Aggregators can be the answer if conditions are right. For instance, most smart meter networks in the US run on ZigBee, and those meters all mesh to their neighbors until they reach an aggregator box, which usually puts them onto the IP network talking to the utility. This particular example benefits from homogeneity, and a green field where connectivity didn’t previously exist – creating a high-level architecture to deal with it wasn’t that hard, most of their efforts have been on reliability and security.
That’s an example of what ARM terms a fixed sensor cluster, and that will resemble many industrial IoT applications. Sensors at the edge connect, in a more-or-less closed network that only authorized devices can get on, and only authorized users can see data flowing through. Outside of the chosen wireless protocol connecting the sensors, this looks familiar to most designers of operational technology.

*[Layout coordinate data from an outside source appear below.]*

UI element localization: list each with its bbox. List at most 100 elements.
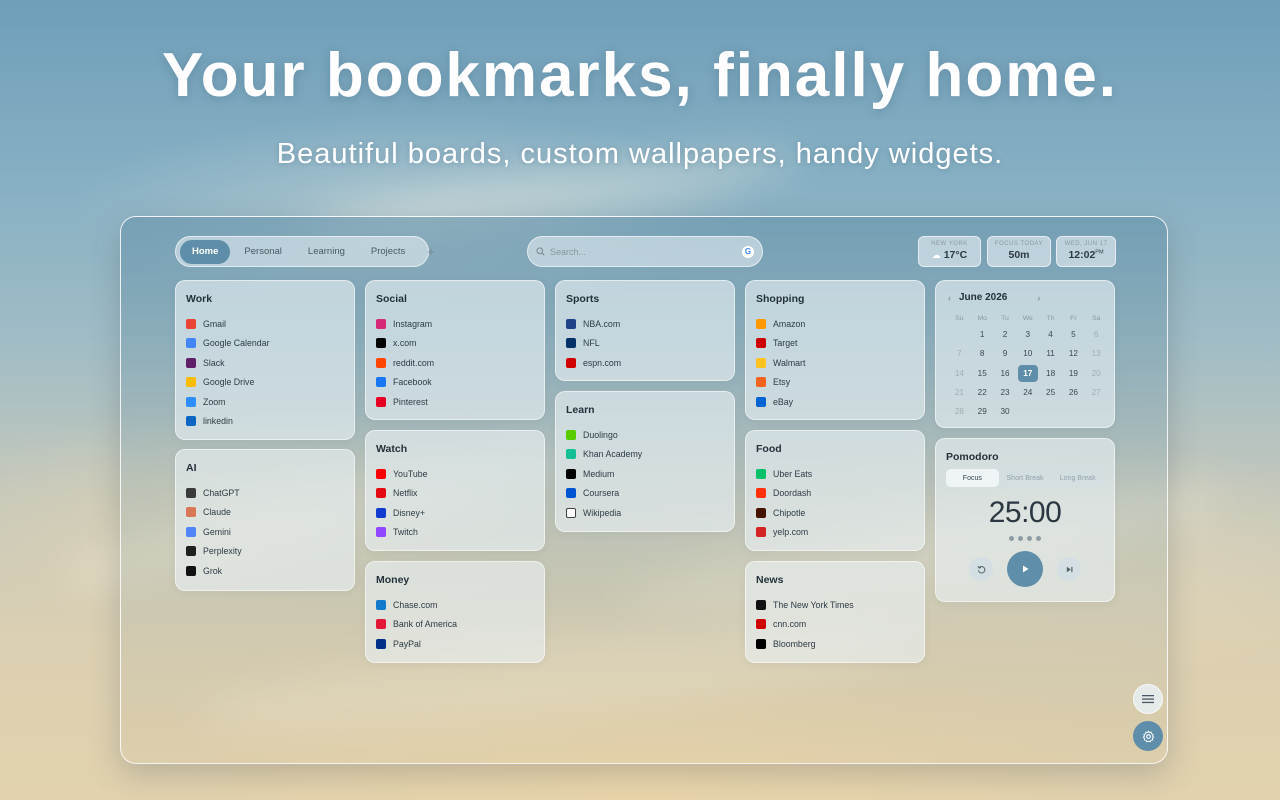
bookmark-link[interactable]: Amazon xyxy=(756,314,914,334)
calendar-day[interactable]: 4 xyxy=(1039,325,1062,344)
calendar-day[interactable]: 19 xyxy=(1062,364,1085,383)
reset-button[interactable] xyxy=(969,557,993,581)
pomodoro-mode-focus[interactable]: Focus xyxy=(946,469,999,487)
calendar-day[interactable]: 23 xyxy=(994,383,1017,402)
calendar-day[interactable]: 18 xyxy=(1039,364,1062,383)
calendar-day[interactable]: 21 xyxy=(948,383,971,402)
calendar-day[interactable]: 16 xyxy=(994,364,1017,383)
bookmark-link[interactable]: Zoom xyxy=(186,392,344,412)
nyt-icon xyxy=(756,599,766,610)
calendar-day[interactable]: 13 xyxy=(1085,344,1108,363)
calendar-day[interactable]: 29 xyxy=(971,402,994,421)
calendar-day[interactable]: 30 xyxy=(994,402,1017,421)
bookmark-link[interactable]: Instagram xyxy=(376,314,534,334)
bookmark-link[interactable]: Medium xyxy=(566,464,724,484)
bookmark-link[interactable]: Twitch xyxy=(376,523,534,543)
calendar-day[interactable]: 27 xyxy=(1085,383,1108,402)
calendar-next-button[interactable]: › xyxy=(1037,293,1040,303)
bookmark-link[interactable]: Chase.com xyxy=(376,595,534,615)
bookmark-link[interactable]: x.com xyxy=(376,334,534,354)
calendar-day[interactable]: 17 xyxy=(1016,364,1039,383)
bookmark-link[interactable]: Bloomberg xyxy=(756,634,914,654)
pomodoro-mode-long-break[interactable]: Long Break xyxy=(1051,469,1104,487)
bookmark-link[interactable]: Pinterest xyxy=(376,392,534,412)
calendar-day[interactable]: 11 xyxy=(1039,344,1062,363)
bookmark-link[interactable]: linkedin xyxy=(186,412,344,432)
bookmark-link[interactable]: Netflix xyxy=(376,484,534,504)
bookmark-label: Bank of America xyxy=(393,619,458,630)
clock-widget[interactable]: WED, JUN 17 12:02PM xyxy=(1056,236,1116,267)
pomodoro-title: Pomodoro xyxy=(946,451,999,463)
bookmark-link[interactable]: reddit.com xyxy=(376,353,534,373)
bookmark-link[interactable]: Etsy xyxy=(756,373,914,393)
calendar-day[interactable]: 12 xyxy=(1062,344,1085,363)
bookmark-link[interactable]: eBay xyxy=(756,392,914,412)
bookmark-link[interactable]: Duolingo xyxy=(566,425,724,445)
bookmark-link[interactable]: Facebook xyxy=(376,373,534,393)
bookmark-link[interactable]: Google Calendar xyxy=(186,334,344,354)
calendar-day[interactable]: 20 xyxy=(1085,364,1108,383)
bookmark-link[interactable]: yelp.com xyxy=(756,523,914,543)
calendar-day[interactable]: 9 xyxy=(994,344,1017,363)
calendar-day[interactable]: 22 xyxy=(971,383,994,402)
calendar-day[interactable]: 24 xyxy=(1016,383,1039,402)
menu-button[interactable] xyxy=(1133,684,1163,714)
bookmark-label: Target xyxy=(773,338,798,349)
calendar-prev-button[interactable]: ‹ xyxy=(948,293,951,303)
bookmark-link[interactable]: Uber Eats xyxy=(756,464,914,484)
calendar-day[interactable]: 5 xyxy=(1062,325,1085,344)
bookmark-link[interactable]: Disney+ xyxy=(376,503,534,523)
skip-button[interactable] xyxy=(1057,557,1081,581)
calendar-day[interactable]: 3 xyxy=(1016,325,1039,344)
bookmark-link[interactable]: Walmart xyxy=(756,353,914,373)
bookmark-link[interactable]: Gemini xyxy=(186,522,344,542)
bookmark-link[interactable]: Grok xyxy=(186,561,344,581)
bookmark-link[interactable]: The New York Times xyxy=(756,595,914,615)
tab-personal[interactable]: Personal xyxy=(232,240,294,264)
calendar-day[interactable]: 26 xyxy=(1062,383,1085,402)
bookmark-label: Chipotle xyxy=(773,507,806,518)
bookmark-link[interactable]: cnn.com xyxy=(756,615,914,635)
bookmark-link[interactable]: Bank of America xyxy=(376,615,534,635)
settings-button[interactable] xyxy=(1133,721,1163,751)
bookmark-link[interactable]: NFL xyxy=(566,334,724,354)
tab-projects[interactable]: Projects xyxy=(359,240,417,264)
bookmark-link[interactable]: NBA.com xyxy=(566,314,724,334)
bookmark-link[interactable]: YouTube xyxy=(376,464,534,484)
calendar-day[interactable]: 28 xyxy=(948,402,971,421)
weather-widget[interactable]: NEW YORK ☁ 17°C xyxy=(918,236,981,267)
calendar-day[interactable]: 8 xyxy=(971,344,994,363)
bookmark-link[interactable]: Chipotle xyxy=(756,503,914,523)
calendar-day[interactable]: 25 xyxy=(1039,383,1062,402)
bookmark-link[interactable]: Perplexity xyxy=(186,542,344,562)
calendar-day[interactable]: 10 xyxy=(1016,344,1039,363)
calendar-day[interactable]: 15 xyxy=(971,364,994,383)
bookmark-link[interactable]: PayPal xyxy=(376,634,534,654)
calendar-day[interactable]: 14 xyxy=(948,364,971,383)
add-tab-button[interactable]: + xyxy=(419,240,443,264)
medium-icon xyxy=(566,468,576,479)
calendar-day[interactable]: 1 xyxy=(971,325,994,344)
pomodoro-mode-short-break[interactable]: Short Break xyxy=(999,469,1052,487)
bookmark-link[interactable]: Coursera xyxy=(566,484,724,504)
bookmark-link[interactable]: espn.com xyxy=(566,353,724,373)
bookmark-link[interactable]: Claude xyxy=(186,503,344,523)
bookmark-link[interactable]: Khan Academy xyxy=(566,445,724,465)
focus-widget[interactable]: FOCUS TODAY 50m xyxy=(987,236,1051,267)
bookmark-link[interactable]: Google Drive xyxy=(186,373,344,393)
bookmark-link[interactable]: Wikipedia xyxy=(566,503,724,523)
bookmark-link[interactable]: Doordash xyxy=(756,484,914,504)
calendar-day[interactable]: 7 xyxy=(948,344,971,363)
bookmark-link[interactable]: Target xyxy=(756,334,914,354)
calendar-day[interactable]: 6 xyxy=(1085,325,1108,344)
bookmark-link[interactable]: ChatGPT xyxy=(186,483,344,503)
search-input[interactable] xyxy=(550,246,742,257)
tab-learning[interactable]: Learning xyxy=(296,240,357,264)
bookmark-link[interactable]: Slack xyxy=(186,353,344,373)
google-icon[interactable]: G xyxy=(742,245,754,258)
tab-home[interactable]: Home xyxy=(180,239,231,264)
bookmark-link[interactable]: Gmail xyxy=(186,314,344,334)
play-button[interactable] xyxy=(1007,551,1043,587)
calendar-day[interactable]: 2 xyxy=(994,325,1017,344)
calendar-day-number: 17 xyxy=(1017,364,1038,382)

The consumer IoT is currently dominated by personal sensor clusters, typically using a smartphone or tablet and the existing Wi-Fi access point in the home or office as the gateway. This is why many of the IoT first-movers have opted for Bluetooth Smart or Wi-Fi as their wireless of choice; the benefits of connecting with every smartphone are hard to dispute. There are also ideas like the Revolv hub that can handle a few other popular IoT protocols, like INSTEON and Z-Wave.
The common element in smartphones, gateways, and hubs near the edge? SoCs, with enough horsepower to connect multiple sensor types and manage traffic from a fairly limited number of devices that more or less stay put once entering service. Once configured and connected to the cloud, data from personal clusters can be analyzed in the cloud.
The real thumper for the IoT that ARM describes in their white paper “Sensors as a Service on the Internet of Things” is the agile sensor cluster – with “… endpoints that move over fairly wide ranges and join and leave networks of interest.” This is going to require a whole new class of SoC at both the device and the gateway, able to reconfigure and adapt to networks where the numbers and data formats of participants aren’t necessarily known in advance. Localized real-time traffic analysis, multi-layer switching and protocol conversion, data format equalization, and application service discovery and presentation become vitally important.
This is why the idea of a network-on-chip, such as Arteris NoC technology, becomes so important. In order to save power, reduce complexity, and ease software design in a scenario where processing cores, acceleration units (including DSP or programmable logic), and wireless interfaces are increasingly flexible – in the endgame, potentially reconfigurable – SoC designers need to get beyond simplistic busing and switching into the abstraction NoC offers.
We need to stop thinking so much in terms of existing telecom networks and streaming media, and start thinking more in terms of sensor cluster implementation and optimization, in creating effective SoC architectures for the IoT edge and aggregator.